# Have summer rains extended weed spraying window?



## Edd in KY (Jul 16, 2009)

We have had good rains all summer and pastures and hayfields that are often brown and dormant this time of year are green and growing.

So are the weeds, and aggressively. Several of the common local weeds are recommended (by University) to spray between May and July. Specifically cocklebur, pigweed, ragweed, wild carrot. Question: If they are green and growing will a spray be effective this late?

They are pretty mature, but growing,


----------



## Vol (Jul 5, 2009)

Yes. You would need to use the maximum dose range with large plants and of course surfactant. Usually this time of year the plants are not growing much and are not transferring very well due to the dry time of year, but this year is different. It is as green as spring here now. If you use something with Dicamba like Brash, you will slam those weeds right now.

Regards, Mike

I will add, after I take this next cutting of hay, I will spray for Buckhorn Plantain sometime in September or October. This coming early fall is the very best time to kill it. Much better than in the spring. And Brash/Weedmaster/Rangestar works very very well.It cost about $8.50 here to spray and add surfactant per acre using Brash. I know I say Brash a lot, but right now it works great. I am sure a few years down the pike it won't work quite as well, but now, you get more bang for your buck than just about anything on the market to kill broadleafs.


----------



## Edd in KY (Jul 16, 2009)

Follow up report. I got a decent kill (probably 75%) but wish now that I would have upped the dosage. I am always a bit cautious when mixing. But it certainly was a major improvement. Thanks for the encouragement.


----------



## Vol (Jul 5, 2009)

How long has it been since you sprayed Edd?

Regards, Mike


----------



## Edd in KY (Jul 16, 2009)

It has been nearly 2 weeks. Will the kill continue or is the kill at its max and at an end? The impact was much stronger on some weeds. Pigweed kill was strong. Cocklebur good kill. Ragweed harder to assess and much more spotty. I used Crossbow.

I learned a lot and will definitely do i summer spraying again when conditions are right and will be more aggressive next time. These pastures are used for breeding stock, so I am a bit cautious.


----------



## Vol (Jul 5, 2009)

Yes it will continue to work....some plant species die slower than others.

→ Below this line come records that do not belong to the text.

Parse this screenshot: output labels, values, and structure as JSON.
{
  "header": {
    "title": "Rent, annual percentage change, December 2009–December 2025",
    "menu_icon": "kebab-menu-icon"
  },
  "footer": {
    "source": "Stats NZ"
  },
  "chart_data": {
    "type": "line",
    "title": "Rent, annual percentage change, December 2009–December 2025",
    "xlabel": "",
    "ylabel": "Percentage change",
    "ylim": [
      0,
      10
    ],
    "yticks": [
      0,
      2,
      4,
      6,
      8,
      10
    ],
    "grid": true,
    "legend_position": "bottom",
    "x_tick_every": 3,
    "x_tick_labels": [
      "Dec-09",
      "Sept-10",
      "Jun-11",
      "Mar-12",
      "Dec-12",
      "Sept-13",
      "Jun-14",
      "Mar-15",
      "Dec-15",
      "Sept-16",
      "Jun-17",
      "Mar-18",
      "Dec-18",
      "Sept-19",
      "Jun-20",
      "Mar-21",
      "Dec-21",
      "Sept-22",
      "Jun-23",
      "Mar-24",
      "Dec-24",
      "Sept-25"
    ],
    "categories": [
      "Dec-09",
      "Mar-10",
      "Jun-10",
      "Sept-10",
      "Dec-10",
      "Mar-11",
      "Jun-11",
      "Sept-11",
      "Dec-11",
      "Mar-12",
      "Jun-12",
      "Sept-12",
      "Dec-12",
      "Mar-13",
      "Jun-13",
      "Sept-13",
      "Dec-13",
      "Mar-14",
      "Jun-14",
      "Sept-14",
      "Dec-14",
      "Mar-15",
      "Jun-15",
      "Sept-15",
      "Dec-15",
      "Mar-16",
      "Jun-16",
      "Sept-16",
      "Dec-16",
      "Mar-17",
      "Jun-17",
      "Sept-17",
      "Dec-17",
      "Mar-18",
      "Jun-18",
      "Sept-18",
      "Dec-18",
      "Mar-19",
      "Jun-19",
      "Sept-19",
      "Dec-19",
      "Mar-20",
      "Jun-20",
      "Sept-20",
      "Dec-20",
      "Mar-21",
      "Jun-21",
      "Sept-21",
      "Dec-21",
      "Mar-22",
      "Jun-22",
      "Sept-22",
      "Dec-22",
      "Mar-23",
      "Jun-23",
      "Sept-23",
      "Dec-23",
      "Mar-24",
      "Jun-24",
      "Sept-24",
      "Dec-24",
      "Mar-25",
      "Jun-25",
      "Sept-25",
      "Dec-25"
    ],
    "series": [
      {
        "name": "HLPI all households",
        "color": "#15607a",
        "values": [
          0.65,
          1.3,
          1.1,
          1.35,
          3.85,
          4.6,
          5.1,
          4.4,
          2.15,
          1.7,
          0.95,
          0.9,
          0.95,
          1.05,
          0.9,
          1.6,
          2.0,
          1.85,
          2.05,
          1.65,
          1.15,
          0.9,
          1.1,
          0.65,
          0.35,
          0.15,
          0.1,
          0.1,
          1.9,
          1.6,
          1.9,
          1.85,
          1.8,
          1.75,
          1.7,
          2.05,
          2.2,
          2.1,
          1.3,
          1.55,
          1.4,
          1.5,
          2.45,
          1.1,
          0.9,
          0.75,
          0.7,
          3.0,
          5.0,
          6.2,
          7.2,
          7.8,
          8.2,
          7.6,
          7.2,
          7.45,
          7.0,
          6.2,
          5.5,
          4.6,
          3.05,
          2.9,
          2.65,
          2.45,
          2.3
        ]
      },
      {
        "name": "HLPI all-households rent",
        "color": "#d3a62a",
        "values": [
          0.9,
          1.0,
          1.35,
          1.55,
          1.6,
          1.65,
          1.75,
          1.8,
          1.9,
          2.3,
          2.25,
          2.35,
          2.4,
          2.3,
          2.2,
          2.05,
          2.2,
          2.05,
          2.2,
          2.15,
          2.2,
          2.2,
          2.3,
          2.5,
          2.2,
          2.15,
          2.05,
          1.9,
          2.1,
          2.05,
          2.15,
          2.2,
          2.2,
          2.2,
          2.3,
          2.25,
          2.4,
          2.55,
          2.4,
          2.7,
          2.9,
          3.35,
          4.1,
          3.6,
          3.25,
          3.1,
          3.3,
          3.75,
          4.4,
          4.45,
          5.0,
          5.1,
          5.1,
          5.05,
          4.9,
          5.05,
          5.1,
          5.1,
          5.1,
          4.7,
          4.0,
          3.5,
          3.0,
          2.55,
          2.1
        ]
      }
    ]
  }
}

When you have higher summertime temps, quite often certain herbicides can be less effective but not always.

We are coming into a very good time to kill some of the tougher weeds as their "take-up" will be at peak storing for the winter season.

If you have some more broadleafs that you would like to get rid of, I suggest you use a different chemical this time like Brash. It can be very effective to change chemical types when re-spraying.

Crossbow reapplication claimers are very contradictory. Supposedly use only once per year but then it will go on and say not to spray within 30 days of previous application. I have used it twice a year in the same grown up ungrazed fence row.

CROSSBOW



Regards, Mike


----------